I worked with one couple who gave a powerful glimpse of the trauma of the diagnosis. Since the diagnosis, and in the period leading up to it, Brian had been depressed. He said to me: ‘When the diagnosis was made, we cried every day and then every other day – and then you kind of get on with it. What is so difficult is the hatred that I have for what is happening... for the people that don’t have this... the hatred that I feel in here (points to his head). I’m f**king angry... the hatred... it is so hard to have that inside you. I want understanding, but don’t feel I get it. I can’t manage the hatred and the rage.’

Under such circumstances, having a mind available to help the couple to think, process or understand their feelings, as much as they are able to, is crucial. Without it, partners might withdraw more from one another, and there is greater danger of acting out the anger, frustration or other feelings and anxieties.

Disruption of attachment bonds

The partners of people with dementia often talk about the loss of emotional contact and reciprocal communication within the couple. Some carers expressed this loss of communication as ‘…if only I knew what he/she was thinking’.

As adults, we do not outgrow our need for attachment and security. It encompasses the whole lifespan. Indeed, attachment relationships are understood to be a protective recourse in later life,15 and they are particularly relevant in cases of dementia. The process of dementia can be characterised by experiences of loss and separation from attachment figures, and feelings of insecurity.

Miesen reports a high incidence of attachment-seeking behaviour in people with dementia.16 And Van Assche et al note that insecure attachment is related to higher levels of behavioural and psychiatric symptoms in dementia.11

In caregivers, insecure attachment is associated with a heavier care-giving burden, negative appraisals of the situation and less satisfaction with perceived support, as well as increased incidence of anxiety and depression. By contrast, secure attachment has been found to sustain the capacity for emotional contact between partners, making it easier for both people to accept the losses and changes that come with the disease. Historically, there has been a neglect of the experience of dementia as a focus of study that could help shape our understanding of how best to help those living with the illness. We need to draw on what we know from research and clinical practice about the importance of emotional contact and containment in mitigating attachment insecurity and supporting the person with dementia to be anchored in the world of meaning and human relationships.

The older couple relationship can be a tremendous resource, able to provide care that is costly to give in institutional settings. However, real support of the resilience of the couple and protection of this potential resource depend upon acknowledging the emotional challenges these couples face.

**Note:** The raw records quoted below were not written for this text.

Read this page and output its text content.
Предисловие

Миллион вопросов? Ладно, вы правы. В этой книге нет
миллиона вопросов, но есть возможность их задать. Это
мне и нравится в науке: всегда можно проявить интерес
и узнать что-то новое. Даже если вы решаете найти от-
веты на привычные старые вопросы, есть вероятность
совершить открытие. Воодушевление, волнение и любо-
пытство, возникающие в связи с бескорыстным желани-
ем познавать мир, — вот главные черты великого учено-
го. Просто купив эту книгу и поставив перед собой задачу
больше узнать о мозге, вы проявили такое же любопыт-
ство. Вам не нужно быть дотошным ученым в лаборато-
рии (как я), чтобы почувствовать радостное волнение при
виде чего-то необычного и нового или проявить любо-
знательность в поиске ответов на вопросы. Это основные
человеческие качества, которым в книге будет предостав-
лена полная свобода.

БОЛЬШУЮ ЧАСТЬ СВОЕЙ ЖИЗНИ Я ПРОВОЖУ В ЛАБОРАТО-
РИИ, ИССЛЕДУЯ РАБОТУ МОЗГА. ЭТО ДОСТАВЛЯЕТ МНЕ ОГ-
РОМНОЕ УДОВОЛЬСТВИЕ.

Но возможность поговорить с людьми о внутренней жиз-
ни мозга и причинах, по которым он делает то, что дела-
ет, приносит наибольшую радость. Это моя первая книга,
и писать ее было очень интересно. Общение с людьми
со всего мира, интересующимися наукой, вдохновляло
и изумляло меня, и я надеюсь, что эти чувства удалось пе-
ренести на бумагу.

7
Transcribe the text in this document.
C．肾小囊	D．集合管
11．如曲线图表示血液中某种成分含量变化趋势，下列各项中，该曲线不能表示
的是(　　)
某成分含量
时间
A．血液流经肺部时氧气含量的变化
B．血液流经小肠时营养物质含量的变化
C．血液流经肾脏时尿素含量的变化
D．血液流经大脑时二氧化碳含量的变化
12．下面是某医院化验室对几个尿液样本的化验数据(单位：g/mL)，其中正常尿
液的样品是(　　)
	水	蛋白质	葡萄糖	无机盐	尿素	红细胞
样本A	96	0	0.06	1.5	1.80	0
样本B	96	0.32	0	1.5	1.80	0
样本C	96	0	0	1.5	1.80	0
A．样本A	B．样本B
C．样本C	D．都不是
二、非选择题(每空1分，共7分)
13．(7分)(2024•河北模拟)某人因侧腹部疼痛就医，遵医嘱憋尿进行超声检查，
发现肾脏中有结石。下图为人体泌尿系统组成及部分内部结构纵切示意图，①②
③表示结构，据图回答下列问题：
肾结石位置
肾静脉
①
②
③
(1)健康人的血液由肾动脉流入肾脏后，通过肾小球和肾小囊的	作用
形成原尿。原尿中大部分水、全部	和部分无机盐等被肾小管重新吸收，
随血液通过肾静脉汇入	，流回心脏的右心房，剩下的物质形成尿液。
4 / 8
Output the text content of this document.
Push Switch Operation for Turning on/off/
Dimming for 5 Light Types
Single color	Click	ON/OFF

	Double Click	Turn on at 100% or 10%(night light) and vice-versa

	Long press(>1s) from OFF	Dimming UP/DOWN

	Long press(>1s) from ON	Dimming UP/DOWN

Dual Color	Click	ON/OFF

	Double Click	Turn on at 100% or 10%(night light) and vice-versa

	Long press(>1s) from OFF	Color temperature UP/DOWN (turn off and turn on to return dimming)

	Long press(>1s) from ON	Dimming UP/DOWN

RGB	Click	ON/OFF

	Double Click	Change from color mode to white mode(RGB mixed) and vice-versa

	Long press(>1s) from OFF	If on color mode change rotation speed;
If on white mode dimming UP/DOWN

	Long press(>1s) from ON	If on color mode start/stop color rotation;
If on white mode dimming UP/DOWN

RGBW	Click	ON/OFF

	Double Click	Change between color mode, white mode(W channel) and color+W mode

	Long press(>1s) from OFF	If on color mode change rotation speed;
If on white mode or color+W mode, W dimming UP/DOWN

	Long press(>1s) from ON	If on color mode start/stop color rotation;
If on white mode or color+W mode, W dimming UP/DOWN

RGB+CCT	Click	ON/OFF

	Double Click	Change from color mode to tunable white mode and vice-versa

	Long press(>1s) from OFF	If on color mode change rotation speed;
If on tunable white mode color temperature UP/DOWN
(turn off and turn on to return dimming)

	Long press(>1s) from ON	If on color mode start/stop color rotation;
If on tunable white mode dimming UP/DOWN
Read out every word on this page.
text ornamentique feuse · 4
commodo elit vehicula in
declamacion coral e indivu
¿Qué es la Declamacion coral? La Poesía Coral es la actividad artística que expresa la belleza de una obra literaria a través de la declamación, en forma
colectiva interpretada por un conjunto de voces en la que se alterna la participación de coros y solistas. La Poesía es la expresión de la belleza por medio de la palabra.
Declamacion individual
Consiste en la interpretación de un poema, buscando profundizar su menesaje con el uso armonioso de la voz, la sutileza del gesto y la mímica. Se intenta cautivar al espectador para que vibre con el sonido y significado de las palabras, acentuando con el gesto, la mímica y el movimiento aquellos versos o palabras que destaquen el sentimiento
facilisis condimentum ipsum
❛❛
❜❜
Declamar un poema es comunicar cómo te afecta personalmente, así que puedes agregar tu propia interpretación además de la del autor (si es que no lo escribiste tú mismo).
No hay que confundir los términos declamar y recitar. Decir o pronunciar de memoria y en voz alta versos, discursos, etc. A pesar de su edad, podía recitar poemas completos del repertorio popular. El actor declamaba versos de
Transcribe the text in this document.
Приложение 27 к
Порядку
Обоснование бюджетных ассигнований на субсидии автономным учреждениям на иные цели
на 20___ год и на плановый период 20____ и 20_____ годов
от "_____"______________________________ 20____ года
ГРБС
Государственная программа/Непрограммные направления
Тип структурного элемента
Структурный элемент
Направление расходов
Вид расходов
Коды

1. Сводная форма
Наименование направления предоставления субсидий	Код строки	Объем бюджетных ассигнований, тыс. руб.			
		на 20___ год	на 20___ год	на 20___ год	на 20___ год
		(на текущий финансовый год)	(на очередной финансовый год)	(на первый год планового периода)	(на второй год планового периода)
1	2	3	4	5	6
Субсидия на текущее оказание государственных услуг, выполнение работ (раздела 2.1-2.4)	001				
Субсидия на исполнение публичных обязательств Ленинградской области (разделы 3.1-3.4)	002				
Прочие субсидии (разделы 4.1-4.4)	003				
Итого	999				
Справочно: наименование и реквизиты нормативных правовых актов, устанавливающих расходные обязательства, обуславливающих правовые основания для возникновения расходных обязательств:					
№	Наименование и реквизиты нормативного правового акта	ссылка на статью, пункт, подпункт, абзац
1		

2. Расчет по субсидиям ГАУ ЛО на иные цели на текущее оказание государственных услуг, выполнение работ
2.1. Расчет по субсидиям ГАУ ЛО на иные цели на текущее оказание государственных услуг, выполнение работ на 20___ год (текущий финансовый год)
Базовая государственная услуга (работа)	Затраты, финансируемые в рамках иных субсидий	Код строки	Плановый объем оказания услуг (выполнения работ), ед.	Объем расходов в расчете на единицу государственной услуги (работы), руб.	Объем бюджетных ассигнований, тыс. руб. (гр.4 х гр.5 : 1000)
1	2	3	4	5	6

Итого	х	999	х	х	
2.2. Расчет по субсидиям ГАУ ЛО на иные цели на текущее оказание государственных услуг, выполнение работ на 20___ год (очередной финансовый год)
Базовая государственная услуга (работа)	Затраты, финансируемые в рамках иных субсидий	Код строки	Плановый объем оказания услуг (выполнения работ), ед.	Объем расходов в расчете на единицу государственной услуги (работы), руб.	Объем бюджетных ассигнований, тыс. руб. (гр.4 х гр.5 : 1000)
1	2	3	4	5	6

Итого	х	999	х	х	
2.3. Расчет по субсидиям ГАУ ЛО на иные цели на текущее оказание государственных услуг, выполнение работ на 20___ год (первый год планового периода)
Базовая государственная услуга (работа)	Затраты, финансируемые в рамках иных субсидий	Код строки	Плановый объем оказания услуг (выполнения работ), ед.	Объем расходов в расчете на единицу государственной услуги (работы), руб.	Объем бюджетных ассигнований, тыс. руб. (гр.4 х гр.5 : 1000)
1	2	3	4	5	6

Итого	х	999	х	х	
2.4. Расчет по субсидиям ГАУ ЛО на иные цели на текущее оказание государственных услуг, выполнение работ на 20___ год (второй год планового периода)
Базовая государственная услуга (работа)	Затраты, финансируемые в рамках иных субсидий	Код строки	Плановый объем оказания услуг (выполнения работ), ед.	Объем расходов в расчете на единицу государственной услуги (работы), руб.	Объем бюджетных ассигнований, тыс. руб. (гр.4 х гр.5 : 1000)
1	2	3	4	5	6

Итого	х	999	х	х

As counsellors and psychotherapists, we can recognise that lack of support for, or separation from, important relationships, as well as lack of emotional engagement with the person with dementia, can be profoundly damaging. Therapeutic interventions are therefore needed to help support relationships at this end of the lifespan. Our services need to become more relationship minded, to support the humanity of the individual with dementia and those around them, so that emotional meaning can be held onto within the environment of care for as long as possible. I think we would all wish for such an environment for ourselves and those we care about.